2. Description of the Background Art
A surface of a semiconductor substrate, e.g., a silicon substrate must be cleaned in order to manufacture a highly reliable semiconductor device.
FIGS. 7A-7D are cross-sectional views showing a conventional treating method of a semiconductor substrate surface. (See 1985 Dry Process Symposium.)
Referring to FIG. 7A, a native oxide film 2 is usually formed on a surface of a silicon substrate 1. This native oxide film 2 is removed by a reactive ion etching employing a CHF.sub.3 gas. At this time, with reference to FIG. 7B, a fluorocarbon layer (a polymer layer of CF.sub.x) 3 is formed on the surface of silicon substrate 1. Since the surface of silicon substrate 1 is subjected to plasma irradiation, a surface damaged layer 31 is formed in the surface of silicon substrate 1.
Referring to FIG. 7C, the surface of silicon substrate 1 is irradiated with ultraviolet rays in a C1.sub.2 gas atmosphere in order to remove fluorocarbon layer 3. Thus, with reference to FIG. 7D, fluorocarbon layer 3 adhering to the surface of silicon substrate 1 is removed.
In this method, however, although fluorocarbon layer 3 can be removed without native oxide film 2 left, there is a disadvantage that surface damaged layer 31 formed in the surface of silicon substrate 1 cannot be removed.
FIGS. 8A-8D are cross-sectional views showing another conventional example of a treating method of a semiconductor substrate surface.
Referring to FIG. 8A, a native oxide film 2 formed on the surface of a silicon substrate 1 is removed by a reactive ion etching employing a CHF.sub.3 gas or a mixed gas of C.sub.m F.sub.n, H.sub.2 and the like.

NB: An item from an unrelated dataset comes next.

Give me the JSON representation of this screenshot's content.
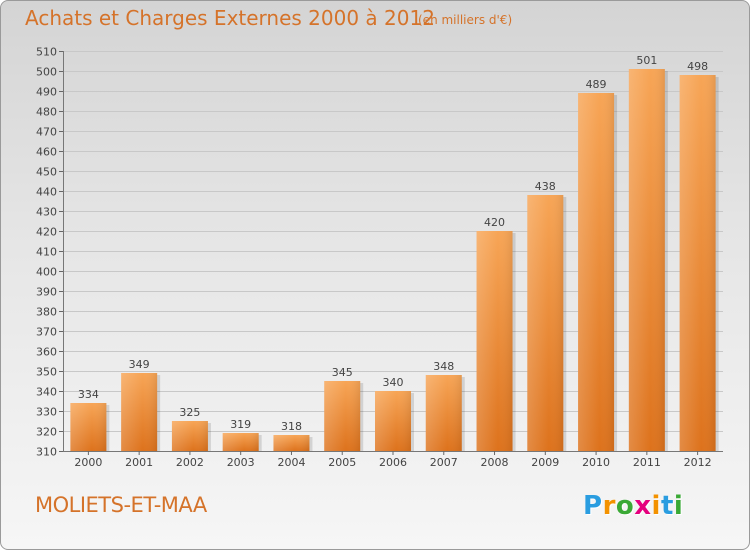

At this time, with reference to FIG. 8B, a fluorocarbon layer (a polymer layer of CF.sub.x) 3 is formed on the surface of silicon substrate 1. Since the surface of silicon substrate 1 is subjected to plasma irradiation, a surface damaged layer 31 is formed in the surface of silicon substrate 1. Referring to FIGS. 8C and 8D, the surface of silicon substrate 1 is lightly etched by afterglow discharge employing a mixed gas of CF.sub.4 and O.sub.2 in order to remove fluorocarbon layer 3 and surface damaged layer 31. Conventionally, the surface of the silicon substrate is treated by this method, thereby decreasing an electric resistance of the substrate.

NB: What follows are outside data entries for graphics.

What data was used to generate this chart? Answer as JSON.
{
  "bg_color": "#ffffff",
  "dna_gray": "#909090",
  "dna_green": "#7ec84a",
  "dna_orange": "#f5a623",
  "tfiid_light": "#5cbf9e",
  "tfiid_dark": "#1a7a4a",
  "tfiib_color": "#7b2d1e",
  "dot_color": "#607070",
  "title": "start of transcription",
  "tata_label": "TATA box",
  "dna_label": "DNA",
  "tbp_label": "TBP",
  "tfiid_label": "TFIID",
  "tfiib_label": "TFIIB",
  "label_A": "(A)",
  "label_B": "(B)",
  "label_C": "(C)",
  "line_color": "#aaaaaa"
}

In addition, the foregoing method is applied not only to the step of removing native oxide film 2 but also to a single step for manufacturing a transistor, i.e., the step of selectively etching a silicon oxide film covering the surface of the substrate in order to form sidewall spacers on sidewalls of a gate.

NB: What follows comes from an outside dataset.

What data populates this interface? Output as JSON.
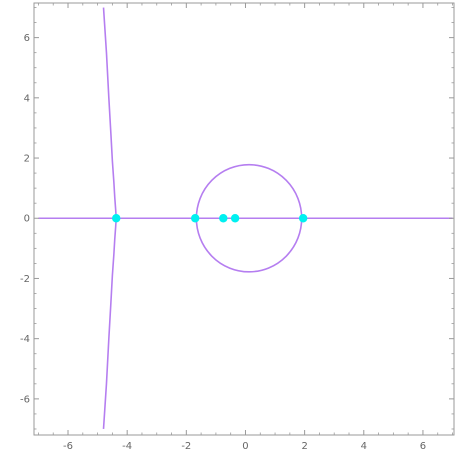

However, with reference to FIG. 8D, the surface treatment method of the above-described latter conventional example has a disadvantage that fluorine remains in the form of an SiF.sub.x layer 4 in the surface of silicon substrate 1.
If such an SiF.sub.x layer 4 exists in the surface of silicon substrate 1, the following problems arise. More specifically, with reference to FIG. 9A, there is a problem that fluorine causes abnormal acceleration of an oxidation reaction in the step of forming a gate oxide film 41 for forming, for example, a transistor, on a silicon substrate 1. That is, when gate oxide film 41 having a film thickness d shown in FIG. 9A is formed on silicon substrate 1, there is a problem that a gate oxide film 41 having an extremely large film thickness d.sub.2 (d.sub.2 &gt;d.sub.1) is obtained as shown in FIG. 9B. If the film thickness of gate oxide film 41 increases, an interface state of the gate oxide film becomes higher, leading to a decrease in gate junction voltage strength. The decrease in gate junction voltage strength causes a degradation in electrical characteristics, resulting in a lower reliability of the semiconductor device.